特徴は、ラム肉をラスエルハヌート(Ras el Hanout)というスパイスでマリネし、仕上げにハチミツを加えること。ハチミツによる甘みとコク、スパイスの香り、ラムの旨味が重なることで、奥行きのある味わいになります。
また、ハチミツには味付けだけではなく、保存性を高める目的もあります。イード・アル=アドハーでは羊などの家畜を生贄として供出する儀礼があるため、大量の肉を一度に調理する必要があります。スパイスや甘みを使った煮込み調理は、そうした肉を日持ちさせるための知恵でもあったとされています。
ちなみに、ラスエルハヌートは複数のスパイスを混ぜたミックススパイスですが、家庭やお店でそれぞれ配合が異なります。そのうえ、一般的に十種類以上のスパイスが使われるため「これが正解」という決まった配合はありません。
材料
 材料|2人分
ラム肩ロース(骨付き) 4本(約500g)
オリーブオイル 適量
■ミックススパイス
ーコリアンダーパウダー 小さじ1
ークミンパウダー 小さじ3/4
ージンジャーパウダー 小さじ1/2
ーナツメグ 小さじ1/4
ーターメリック 小さじ1/4
ーパプリカパウダー 小さじ1/4
ーカルダモンパウダー 1つまみ
ー黒胡椒 少々
タマネギ 1個(約150g)
バター 10g
シナモンスティック 1本
クローブ 2個
100ml
サフラン 1つまみ
ハチミツ 大さじ2
レーズン 45g
皮無しアーモンド 20g
  • そんなにスパイス常備してないよ・・・という方には市販のラスエルハヌートもあります。といっても上記の配合とはだいぶ異なりますし、どちらが正しいわけでもないので、家にあるスパイスの範囲内でお試しいただくのも良いと思います。
作り方
  1. ミックススパイスの材料をすべて混ぜ合わせ、少量の水とオリーブオイルで溶く。

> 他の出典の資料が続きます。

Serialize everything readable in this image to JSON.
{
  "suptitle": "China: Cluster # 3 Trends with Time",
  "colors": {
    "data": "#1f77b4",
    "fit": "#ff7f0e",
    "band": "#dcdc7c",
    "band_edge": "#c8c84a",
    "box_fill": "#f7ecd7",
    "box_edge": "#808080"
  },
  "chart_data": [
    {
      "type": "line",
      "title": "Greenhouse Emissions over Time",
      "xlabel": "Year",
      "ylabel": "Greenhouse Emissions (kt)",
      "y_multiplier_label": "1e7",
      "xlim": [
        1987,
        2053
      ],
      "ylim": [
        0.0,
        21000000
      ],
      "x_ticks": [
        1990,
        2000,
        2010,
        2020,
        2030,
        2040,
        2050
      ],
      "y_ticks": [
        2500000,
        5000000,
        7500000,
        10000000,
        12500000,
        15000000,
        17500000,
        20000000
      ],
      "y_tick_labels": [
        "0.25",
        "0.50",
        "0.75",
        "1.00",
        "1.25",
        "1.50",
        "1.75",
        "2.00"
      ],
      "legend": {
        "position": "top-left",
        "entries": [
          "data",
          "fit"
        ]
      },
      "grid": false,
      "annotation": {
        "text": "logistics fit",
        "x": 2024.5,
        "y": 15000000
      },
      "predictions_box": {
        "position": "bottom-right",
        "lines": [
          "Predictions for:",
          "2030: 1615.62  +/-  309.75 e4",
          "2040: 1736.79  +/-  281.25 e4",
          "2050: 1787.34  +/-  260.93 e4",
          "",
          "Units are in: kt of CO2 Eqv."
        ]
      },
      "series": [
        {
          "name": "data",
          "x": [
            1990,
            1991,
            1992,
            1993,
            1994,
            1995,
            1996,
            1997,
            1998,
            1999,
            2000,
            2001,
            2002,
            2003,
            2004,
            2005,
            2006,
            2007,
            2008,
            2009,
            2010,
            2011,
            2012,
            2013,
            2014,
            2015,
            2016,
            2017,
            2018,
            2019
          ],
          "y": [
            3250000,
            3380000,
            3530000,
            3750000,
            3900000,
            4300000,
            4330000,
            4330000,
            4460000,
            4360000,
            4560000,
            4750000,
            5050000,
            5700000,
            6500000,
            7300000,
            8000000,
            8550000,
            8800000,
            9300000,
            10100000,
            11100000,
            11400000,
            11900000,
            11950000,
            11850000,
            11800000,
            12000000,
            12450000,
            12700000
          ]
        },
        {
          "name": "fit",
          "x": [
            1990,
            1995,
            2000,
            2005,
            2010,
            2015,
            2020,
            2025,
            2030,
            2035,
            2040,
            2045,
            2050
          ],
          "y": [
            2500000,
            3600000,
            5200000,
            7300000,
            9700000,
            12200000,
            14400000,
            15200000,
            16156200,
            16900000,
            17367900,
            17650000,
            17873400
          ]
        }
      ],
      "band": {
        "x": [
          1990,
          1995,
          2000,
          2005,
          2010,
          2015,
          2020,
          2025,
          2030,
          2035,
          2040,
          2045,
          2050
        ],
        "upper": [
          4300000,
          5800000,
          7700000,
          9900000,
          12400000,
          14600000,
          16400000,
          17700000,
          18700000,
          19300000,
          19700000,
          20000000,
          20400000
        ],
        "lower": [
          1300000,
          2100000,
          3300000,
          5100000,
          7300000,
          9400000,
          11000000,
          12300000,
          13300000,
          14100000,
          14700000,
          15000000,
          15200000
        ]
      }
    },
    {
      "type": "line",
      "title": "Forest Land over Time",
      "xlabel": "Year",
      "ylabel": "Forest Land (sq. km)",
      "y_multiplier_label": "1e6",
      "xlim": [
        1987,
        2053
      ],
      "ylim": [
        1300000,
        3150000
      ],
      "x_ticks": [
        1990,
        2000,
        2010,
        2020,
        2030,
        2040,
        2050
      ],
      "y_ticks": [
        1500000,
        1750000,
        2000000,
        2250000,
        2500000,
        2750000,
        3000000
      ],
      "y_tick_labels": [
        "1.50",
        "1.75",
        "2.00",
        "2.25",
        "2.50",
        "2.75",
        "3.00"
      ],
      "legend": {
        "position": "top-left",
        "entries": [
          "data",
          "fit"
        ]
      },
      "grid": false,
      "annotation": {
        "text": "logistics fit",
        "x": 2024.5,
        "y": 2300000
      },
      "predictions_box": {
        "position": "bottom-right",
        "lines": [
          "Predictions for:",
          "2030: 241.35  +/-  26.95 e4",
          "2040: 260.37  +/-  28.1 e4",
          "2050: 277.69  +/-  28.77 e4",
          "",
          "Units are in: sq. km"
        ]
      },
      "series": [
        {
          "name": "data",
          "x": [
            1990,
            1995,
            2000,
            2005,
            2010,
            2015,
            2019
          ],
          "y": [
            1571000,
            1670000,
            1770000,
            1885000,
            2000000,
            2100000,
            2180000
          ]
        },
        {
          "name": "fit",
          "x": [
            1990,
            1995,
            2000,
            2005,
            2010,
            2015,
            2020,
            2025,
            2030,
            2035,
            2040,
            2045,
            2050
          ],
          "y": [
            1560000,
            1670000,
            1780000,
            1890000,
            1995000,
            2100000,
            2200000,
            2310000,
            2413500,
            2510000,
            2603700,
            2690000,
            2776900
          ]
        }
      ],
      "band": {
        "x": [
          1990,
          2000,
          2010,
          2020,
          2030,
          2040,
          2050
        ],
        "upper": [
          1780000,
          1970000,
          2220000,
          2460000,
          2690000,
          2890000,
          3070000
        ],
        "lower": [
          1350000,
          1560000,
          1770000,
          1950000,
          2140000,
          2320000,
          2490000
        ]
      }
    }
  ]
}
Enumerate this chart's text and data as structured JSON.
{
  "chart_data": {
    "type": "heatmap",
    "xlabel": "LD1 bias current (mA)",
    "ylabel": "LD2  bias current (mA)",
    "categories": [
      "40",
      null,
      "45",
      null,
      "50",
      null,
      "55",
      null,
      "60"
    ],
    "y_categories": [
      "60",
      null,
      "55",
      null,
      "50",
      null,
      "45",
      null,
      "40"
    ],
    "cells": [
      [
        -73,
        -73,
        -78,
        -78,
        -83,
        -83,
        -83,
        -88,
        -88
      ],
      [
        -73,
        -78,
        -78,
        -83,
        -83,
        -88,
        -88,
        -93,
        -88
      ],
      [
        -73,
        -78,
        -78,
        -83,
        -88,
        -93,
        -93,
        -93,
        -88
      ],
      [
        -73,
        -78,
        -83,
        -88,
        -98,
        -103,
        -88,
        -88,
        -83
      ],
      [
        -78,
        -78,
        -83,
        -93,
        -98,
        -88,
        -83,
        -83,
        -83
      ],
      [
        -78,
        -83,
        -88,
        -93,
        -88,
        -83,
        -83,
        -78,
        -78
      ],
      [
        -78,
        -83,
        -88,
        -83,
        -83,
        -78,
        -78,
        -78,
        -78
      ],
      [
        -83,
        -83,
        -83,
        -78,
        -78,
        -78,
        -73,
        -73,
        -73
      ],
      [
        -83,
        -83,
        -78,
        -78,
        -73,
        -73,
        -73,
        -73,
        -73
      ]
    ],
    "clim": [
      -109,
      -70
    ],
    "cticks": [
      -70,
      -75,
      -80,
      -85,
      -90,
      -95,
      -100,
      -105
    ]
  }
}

  2. ①のスパイスをラム肉にすり込み、30分~1時間ほど冷蔵庫でマリネする。
  3. タマネギをみじん切りにする。鍋にバターを溶かし、中火でタマネギが透き通るまで炒める。
  4. タマネギを鍋の端に寄せ、マリネしたラム肉を加える。中~強火で表面にしっかり焼き色をつけたら、残ったマリネ液も加える。
  5. 鍋に水、シナモンスティック、クローブを加える。ひと煮立ちさせたら弱火に落とし、蓋をして45分~1時間ほど煮込む。途中、底が焦げつかないよう時々様子を見る。
  6. サフランを少量のぬるま湯(大さじ1~2)でふやかし、ハチミツ、レーズンと共に鍋に加える。再び蓋をして15分ほど煮込み、最後に塩(分量外)で味を整える。
  7. アーモンドは煮込まず、少量の油で軽く揚げるかローストしておき、仕上げの際に散りばめる。
  • タジン鍋が無い場合でも、密閉性の高い鍋があれば問題ありません。
  • 水の量は、肉が部分的に浸かっている程度で問題ありません。
  • シナモンスティックとクローブは食べないので、盛り付けの際に取り除いても良いです。